DangerStepp
Member
I'm interested in knowing how long this trend has been around and what games have been the chief perpetrators.
Falsified screen grabs that span the ages; all platforms involved. I want the cream of the crop. Post 'em up!
This was too good not to update the OP with:
Falsified screen grabs that span the ages; all platforms involved. I want the cream of the crop. Post 'em up!
This was too good not to update the OP with:
So anything that isn't a direct framebuffer grab or video capture is a bullshot, heh? I believe there are four types of bullshots:
1) The "higher-res and antialiased" in-game bullshot: Pretty much every screenshot from the PS2 era was done like this.
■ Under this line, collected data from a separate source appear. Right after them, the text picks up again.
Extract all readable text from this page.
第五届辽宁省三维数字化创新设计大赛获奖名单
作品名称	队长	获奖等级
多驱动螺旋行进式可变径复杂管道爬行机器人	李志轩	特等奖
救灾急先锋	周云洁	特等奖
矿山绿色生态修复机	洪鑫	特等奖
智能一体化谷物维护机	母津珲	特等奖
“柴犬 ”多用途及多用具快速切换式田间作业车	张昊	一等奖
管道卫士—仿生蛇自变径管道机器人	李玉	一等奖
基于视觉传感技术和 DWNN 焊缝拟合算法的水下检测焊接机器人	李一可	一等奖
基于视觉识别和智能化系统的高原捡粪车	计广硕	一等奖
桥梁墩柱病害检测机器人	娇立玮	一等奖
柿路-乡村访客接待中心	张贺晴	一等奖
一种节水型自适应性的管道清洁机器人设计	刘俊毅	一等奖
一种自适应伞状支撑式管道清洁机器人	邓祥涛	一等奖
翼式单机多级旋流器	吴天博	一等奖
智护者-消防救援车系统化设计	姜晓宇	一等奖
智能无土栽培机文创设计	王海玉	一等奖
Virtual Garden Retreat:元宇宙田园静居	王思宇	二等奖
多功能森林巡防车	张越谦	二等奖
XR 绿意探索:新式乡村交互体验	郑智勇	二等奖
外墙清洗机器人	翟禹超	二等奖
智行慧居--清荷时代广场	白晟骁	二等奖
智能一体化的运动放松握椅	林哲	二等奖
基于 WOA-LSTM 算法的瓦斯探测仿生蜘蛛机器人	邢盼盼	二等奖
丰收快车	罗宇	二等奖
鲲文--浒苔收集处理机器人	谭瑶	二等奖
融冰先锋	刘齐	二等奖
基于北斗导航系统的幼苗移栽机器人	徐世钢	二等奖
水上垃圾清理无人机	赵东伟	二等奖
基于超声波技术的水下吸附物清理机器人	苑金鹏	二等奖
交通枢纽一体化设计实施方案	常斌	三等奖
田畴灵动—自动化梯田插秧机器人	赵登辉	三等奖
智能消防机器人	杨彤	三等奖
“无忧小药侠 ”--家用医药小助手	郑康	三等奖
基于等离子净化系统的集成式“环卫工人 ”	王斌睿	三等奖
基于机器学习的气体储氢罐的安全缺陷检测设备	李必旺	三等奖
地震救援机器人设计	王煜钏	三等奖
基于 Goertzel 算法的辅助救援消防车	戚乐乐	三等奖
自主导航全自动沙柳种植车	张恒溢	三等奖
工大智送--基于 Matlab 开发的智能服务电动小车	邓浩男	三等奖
The PS2 dev kit even has a tool to take such screenshots straight from the dev hardware. Back then direct framebuffer grabs would actually look worse than the actual game played on a CRT SDTV, so this was actually a necessity (the GC didn't have a screenshot tool, and everyone said GC games looked worse than PS2 games since most screenshots were done via capture-card). I believe these are tame and acceptable when dealing with low-resolution consoles and handhelds (480p and lower). For HD games, it shouldn't be necessary.
2) The photoshop-enhanced bullshot: Marketing will take a type #1 screenshot, and enhance it by messing with contrast, adding lens flares, blur effects, shadows and even adding models and other elements that aren't there.
3) The "we're not in Kansas anymore" bullshot: Marketing will take in-game models, bring them into 3DS MAX or another 3D modeling program and render them there with different lighting, shadows and AA levels that are impossible even on a PC.
4) The "target render" bullshot: Same as #3, but with CG-grade art assets that would be impossible on the game.
Regarding the thread title ("the greatest bullshots"), I don't think types #1 and #2 fit in here. Type #2 is still lying ("we couldn't get the colors right in-game, let's user photoshop"), but it's not outrageous enough. Types #3 and #4 are the worst offenders, because they take effort and deliberation to make.